Nella causa Azzano e altri c. Italia,
la Corte europea dei diritti dell’uomo (Prima Sezione), riunita in un Comitato composto da:
Péter Paczolay, Presidente,
Gilberto Felici,
Raffaele Sabato, giudici,
e Viktoriya Maradudina, Cancelliere aggiunto di Sezione facente funzioni,
dopo avere deliberato in camera di consiglio in data 4 aprile 2024,
pronuncia la seguente sentenza, adottata in tale data:
PROCEDURA
- All’origine della causa vi è un ricorso contro l’Italia con il quale la Corte è stata adita ai sensi dell’articolo 34 della Convenzione per la salvaguardia dei diritti dell’uomo e delle libertà fondamentali (“la Convenzione”) in data 10 maggio 2016.
- I ricorrenti sono stati rappresentati dall’avvocato G. Romano, del Foro di Roma.

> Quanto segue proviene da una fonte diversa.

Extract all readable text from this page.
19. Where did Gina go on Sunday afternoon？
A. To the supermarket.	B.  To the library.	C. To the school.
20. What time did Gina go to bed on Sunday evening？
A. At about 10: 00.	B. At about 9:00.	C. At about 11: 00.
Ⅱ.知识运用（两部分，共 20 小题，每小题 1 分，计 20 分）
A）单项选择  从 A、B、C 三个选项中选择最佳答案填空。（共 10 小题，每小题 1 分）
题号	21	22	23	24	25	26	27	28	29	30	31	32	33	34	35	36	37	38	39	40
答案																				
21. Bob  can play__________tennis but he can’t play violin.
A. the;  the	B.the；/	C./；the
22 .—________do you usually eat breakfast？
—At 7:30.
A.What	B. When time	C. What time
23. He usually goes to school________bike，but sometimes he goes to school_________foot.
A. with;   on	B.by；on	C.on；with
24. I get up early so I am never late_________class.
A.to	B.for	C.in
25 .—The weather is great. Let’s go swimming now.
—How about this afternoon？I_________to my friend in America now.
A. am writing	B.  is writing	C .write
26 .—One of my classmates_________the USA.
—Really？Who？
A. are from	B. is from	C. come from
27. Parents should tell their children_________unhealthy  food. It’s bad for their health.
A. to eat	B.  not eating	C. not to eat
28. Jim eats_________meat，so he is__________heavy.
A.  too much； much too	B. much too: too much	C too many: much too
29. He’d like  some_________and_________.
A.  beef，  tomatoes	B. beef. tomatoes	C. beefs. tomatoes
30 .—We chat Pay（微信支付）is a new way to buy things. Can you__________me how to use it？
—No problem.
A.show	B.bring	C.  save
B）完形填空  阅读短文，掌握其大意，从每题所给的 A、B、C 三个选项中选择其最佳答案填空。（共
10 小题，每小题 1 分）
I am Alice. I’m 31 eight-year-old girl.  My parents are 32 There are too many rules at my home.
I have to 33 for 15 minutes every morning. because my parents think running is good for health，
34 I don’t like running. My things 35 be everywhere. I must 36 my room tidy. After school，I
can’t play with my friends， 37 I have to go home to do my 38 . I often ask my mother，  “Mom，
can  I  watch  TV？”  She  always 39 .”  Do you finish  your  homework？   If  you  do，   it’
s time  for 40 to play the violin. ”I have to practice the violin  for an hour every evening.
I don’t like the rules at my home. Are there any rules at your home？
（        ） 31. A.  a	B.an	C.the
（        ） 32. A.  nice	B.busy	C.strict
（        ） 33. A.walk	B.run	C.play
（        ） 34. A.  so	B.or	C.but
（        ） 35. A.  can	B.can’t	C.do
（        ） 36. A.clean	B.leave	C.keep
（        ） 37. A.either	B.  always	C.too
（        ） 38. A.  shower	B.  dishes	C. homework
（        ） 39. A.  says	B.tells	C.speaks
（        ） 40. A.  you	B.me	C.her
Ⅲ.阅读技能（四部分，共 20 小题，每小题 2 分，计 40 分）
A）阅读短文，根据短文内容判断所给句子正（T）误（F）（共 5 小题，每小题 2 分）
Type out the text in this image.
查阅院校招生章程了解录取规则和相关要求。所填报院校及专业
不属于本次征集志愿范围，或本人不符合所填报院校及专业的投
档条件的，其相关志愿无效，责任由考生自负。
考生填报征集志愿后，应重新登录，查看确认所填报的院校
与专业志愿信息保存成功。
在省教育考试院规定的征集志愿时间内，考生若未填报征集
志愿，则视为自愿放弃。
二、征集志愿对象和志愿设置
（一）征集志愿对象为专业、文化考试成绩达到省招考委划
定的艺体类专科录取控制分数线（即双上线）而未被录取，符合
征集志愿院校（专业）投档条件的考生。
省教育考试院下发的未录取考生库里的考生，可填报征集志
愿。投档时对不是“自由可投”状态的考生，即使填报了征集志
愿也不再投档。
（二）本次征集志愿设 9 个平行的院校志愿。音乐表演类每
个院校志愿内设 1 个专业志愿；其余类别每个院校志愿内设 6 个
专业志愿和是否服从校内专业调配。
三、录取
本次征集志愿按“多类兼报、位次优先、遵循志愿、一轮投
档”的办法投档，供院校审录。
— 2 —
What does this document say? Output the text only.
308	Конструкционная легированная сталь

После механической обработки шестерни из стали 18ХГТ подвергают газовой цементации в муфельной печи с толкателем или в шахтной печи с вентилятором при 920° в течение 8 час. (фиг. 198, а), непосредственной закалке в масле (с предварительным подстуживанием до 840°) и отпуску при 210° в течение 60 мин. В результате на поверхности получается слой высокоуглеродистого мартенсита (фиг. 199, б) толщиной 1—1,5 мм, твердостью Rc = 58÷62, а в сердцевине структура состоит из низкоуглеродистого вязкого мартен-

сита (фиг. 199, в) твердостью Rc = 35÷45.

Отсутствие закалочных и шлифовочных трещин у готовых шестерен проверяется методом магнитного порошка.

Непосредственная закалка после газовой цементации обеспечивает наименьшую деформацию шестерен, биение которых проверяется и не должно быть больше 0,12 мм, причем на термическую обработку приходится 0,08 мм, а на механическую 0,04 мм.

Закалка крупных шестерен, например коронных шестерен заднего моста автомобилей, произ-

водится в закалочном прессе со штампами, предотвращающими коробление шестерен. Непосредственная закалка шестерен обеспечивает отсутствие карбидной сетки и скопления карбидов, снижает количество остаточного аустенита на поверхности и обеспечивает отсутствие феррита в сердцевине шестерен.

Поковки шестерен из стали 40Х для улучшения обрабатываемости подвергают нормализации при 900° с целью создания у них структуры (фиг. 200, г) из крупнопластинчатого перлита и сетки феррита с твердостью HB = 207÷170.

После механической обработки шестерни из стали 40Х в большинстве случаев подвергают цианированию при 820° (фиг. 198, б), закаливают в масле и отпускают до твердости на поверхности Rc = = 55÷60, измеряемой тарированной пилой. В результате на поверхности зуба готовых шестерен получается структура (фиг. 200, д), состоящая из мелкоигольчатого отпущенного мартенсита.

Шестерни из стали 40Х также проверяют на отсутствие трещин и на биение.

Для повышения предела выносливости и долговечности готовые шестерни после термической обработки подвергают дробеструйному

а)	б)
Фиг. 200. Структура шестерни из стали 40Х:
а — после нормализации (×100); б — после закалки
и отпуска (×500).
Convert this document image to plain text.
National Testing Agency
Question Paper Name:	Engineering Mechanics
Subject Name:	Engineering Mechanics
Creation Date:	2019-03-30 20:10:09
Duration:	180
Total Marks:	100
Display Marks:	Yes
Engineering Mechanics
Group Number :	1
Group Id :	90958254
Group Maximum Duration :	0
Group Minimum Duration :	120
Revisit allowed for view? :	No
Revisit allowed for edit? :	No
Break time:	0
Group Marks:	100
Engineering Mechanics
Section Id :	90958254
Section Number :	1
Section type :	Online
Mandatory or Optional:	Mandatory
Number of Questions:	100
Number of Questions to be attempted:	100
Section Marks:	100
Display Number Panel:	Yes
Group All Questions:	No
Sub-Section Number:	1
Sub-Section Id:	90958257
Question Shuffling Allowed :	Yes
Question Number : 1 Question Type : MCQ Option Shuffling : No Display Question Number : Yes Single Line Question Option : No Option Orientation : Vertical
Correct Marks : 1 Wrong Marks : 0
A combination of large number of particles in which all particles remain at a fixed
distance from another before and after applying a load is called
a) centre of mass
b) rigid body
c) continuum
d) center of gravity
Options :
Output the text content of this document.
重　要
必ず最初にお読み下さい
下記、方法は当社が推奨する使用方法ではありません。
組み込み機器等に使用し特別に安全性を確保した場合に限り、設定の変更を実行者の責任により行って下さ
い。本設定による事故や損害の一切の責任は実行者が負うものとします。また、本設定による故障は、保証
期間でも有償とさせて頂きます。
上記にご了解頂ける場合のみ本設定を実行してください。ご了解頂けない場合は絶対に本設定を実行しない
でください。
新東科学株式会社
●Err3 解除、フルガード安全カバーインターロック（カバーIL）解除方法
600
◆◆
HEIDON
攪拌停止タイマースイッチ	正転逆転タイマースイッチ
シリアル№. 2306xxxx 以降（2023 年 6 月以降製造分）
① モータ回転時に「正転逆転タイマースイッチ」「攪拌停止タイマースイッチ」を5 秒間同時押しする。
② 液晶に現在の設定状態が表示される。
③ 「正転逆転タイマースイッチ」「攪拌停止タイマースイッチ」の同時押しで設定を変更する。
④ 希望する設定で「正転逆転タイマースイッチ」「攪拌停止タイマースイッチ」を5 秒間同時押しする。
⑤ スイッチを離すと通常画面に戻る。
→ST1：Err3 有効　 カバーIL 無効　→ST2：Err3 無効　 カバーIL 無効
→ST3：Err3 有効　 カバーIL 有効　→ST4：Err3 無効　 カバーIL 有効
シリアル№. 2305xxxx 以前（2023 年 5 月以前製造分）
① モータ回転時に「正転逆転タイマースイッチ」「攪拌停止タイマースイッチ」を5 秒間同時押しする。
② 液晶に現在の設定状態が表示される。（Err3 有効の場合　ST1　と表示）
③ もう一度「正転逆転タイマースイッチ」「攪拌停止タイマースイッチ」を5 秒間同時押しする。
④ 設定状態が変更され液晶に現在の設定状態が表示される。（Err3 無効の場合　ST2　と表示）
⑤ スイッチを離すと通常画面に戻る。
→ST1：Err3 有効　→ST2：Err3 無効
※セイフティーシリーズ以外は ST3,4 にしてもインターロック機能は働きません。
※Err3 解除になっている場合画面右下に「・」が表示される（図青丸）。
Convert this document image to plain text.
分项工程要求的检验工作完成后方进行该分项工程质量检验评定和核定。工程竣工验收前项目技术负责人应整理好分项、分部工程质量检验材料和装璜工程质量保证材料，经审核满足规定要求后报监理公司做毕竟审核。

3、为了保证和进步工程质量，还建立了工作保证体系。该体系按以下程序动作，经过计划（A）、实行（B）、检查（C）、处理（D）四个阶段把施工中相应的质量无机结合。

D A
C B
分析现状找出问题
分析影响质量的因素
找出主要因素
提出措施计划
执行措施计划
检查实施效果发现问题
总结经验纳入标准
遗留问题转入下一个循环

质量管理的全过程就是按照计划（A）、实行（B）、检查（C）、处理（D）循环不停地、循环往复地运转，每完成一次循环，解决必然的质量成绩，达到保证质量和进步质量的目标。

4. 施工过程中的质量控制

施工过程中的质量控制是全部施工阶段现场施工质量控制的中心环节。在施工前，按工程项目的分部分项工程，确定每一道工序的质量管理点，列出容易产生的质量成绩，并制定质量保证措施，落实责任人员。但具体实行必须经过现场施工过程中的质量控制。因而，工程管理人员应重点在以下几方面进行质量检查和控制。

- Il ricorso è stato comunicato al Governo italiano (“il Governo”).
IN FATTO
- L’elenco dei ricorrenti e i dettagli pertinenti al ricorso figurano nella tabella allegata.
- I ricorrenti hanno lamentato l’applicazione retroattiva dell’articolo1, comma 218, della Legge 23 dicembre 2005 n. 266/2005 a procedimenti pendenti.
IN DIRITTO
- SULLA RICHIESTA DEL GOVERNO DI CANCELLAZIONE DEL RICORSO DAL RUOLO A NORMA DELL’ARTICOLO 37 DELLA CONVENZIONE
- Dopo infruttuose trattative finalizzate a una composizione amichevole, il Governo ha informato la Corte con nota del 9 gennaio 2024 di avere proposto di effettuare delle dichiarazioni unilaterali nei confronti dei ricorrenti L. Azzano, A. Frattolin e L. Puppo al fine di risolvere le questioni sollevate dalle loro doglianze. Ha inoltre chiesto alla Corte di cancellare i ricorsi dal ruolo a norma dell’articolo 37 della Convenzione.
- Il Governo ha riconosciuto la violazione dell’articolo 6 § 1 della Convenzione e dell’articolo 1 del Protocollo n. 1 e si è offerto di versare il 40% delle somme accordate a tali ricorrenti con sentenza n. 133/2005 della Corte di appello di Trieste.
- Conseguentemente, la Corte ha invitato il Governo a cancellare i ricorsi dal ruolo a norma dell’articolo 37 § 1, lettera c) della Convenzione.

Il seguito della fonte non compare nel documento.